GLOBAL - A new year has begun but the old challenges have not gone away, writes Jackie Linden. The US food safety agency has been criticised for its handling of an outbreak of foodborne disease apparently emanating from one poultry processing plant. In the EU, there will be greater responsibility for processing plant workers to ensure poultry are unconscious after stunning if new recommendations are accepted. And finally, the flu season has started in the northern hemisphere with all the elements needed for a new viral 'cocktail' to emerge and threaten people and domestic livestock.
A holistic long-term approach may be the key to introducing sustainability into the food and agriculture equation, according to a new report from Rabobank.
Fundamentally, it says, this would entail a shift in farmers' focus away from yield maximisation and towards input optimisation.
"Without a holistic approach towards feeding the world, the global agriculture industry's capacity to keep up with demand will be stretched at the expense of the environment," commented a Rabobank analyst.
According to the latest update from the United States, 416 people have been infected by Salmonella Heidelberg in a series of foodborne disease outbreaks there linked to one chicken processing company. There have been no deaths but 134 confirmed hospital admissions. Another new report has criticised the country's food safety organisation for its handling of the outbreaks.

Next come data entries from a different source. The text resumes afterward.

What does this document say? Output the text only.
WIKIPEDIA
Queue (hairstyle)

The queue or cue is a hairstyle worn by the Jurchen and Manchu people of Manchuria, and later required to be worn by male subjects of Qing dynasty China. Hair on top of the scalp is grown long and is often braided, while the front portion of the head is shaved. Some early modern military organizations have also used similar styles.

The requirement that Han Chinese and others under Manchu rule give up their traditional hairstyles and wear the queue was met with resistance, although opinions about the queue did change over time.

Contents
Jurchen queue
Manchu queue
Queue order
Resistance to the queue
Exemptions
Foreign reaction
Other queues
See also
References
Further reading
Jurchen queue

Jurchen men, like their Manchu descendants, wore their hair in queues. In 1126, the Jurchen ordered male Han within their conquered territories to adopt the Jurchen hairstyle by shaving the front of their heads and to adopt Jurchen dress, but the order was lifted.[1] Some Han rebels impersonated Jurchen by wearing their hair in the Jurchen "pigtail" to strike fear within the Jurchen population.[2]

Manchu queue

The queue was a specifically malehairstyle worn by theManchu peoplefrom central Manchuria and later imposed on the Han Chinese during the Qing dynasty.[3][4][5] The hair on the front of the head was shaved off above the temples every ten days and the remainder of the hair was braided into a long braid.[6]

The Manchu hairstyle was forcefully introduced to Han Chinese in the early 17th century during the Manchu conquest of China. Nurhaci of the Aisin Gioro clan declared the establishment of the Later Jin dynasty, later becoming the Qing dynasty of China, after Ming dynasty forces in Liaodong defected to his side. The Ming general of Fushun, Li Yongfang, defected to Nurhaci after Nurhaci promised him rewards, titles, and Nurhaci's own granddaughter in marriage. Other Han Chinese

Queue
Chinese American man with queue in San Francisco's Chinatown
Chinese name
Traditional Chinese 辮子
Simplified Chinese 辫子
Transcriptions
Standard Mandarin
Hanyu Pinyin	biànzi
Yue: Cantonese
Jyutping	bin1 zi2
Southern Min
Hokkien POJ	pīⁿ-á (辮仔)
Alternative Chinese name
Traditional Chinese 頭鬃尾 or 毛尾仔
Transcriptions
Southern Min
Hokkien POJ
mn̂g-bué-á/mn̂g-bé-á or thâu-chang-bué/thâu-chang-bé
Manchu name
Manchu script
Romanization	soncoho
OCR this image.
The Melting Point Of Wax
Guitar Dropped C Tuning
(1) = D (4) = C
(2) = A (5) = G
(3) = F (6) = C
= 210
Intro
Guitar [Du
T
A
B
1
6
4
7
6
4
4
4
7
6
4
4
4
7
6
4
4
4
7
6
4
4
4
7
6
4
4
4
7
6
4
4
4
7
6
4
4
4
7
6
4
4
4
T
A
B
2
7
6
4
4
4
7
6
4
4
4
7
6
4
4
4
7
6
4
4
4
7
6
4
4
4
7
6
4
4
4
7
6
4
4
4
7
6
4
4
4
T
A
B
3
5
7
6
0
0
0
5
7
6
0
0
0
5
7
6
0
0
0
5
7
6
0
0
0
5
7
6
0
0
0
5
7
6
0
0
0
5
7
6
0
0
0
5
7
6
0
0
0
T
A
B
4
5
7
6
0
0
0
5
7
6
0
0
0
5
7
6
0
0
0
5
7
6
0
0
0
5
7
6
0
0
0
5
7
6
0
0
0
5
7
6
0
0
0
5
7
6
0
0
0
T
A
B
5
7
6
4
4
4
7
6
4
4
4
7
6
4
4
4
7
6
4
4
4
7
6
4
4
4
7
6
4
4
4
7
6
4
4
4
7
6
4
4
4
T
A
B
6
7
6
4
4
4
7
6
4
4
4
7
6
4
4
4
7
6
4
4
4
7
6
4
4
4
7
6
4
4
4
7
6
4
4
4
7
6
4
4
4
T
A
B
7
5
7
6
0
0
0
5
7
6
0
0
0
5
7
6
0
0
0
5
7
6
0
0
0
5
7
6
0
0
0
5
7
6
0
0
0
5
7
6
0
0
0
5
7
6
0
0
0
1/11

Slaughterhouse staff in the European Union could be forced to carry out more checks of livestock to ensure the animals are not conscious after stunning, according to new scientific studies carried out for the European Food Safety Authority (EFSA).
If the recommendations are ratified, processing plant workers who perform stunning, shackling, hoisting and/or bleeding will have to check all the animals and confirm that they are unconscious.
Three separate scientific opinions have been produced by the Scientific Committee/Scientific Panel of EFSA for the European Commission to cover poultry, pigs and goats & sheep.
Finally, turning to news on avian flu, human cases have been reported over the last couple of weeks in Taiwan and Hong Kong. Having advised the OIE that there had been no new cases of H5N1 highly pathogenic avian influenza in poultry since October, Viet Nam has reported an outbreak in a commercial duck flock in the Mekong Delta on 25 December. In China, highly pathogenic avian influenza of a 'new' sub-type - H5N2 - has hit a poultry farm in Hebei province.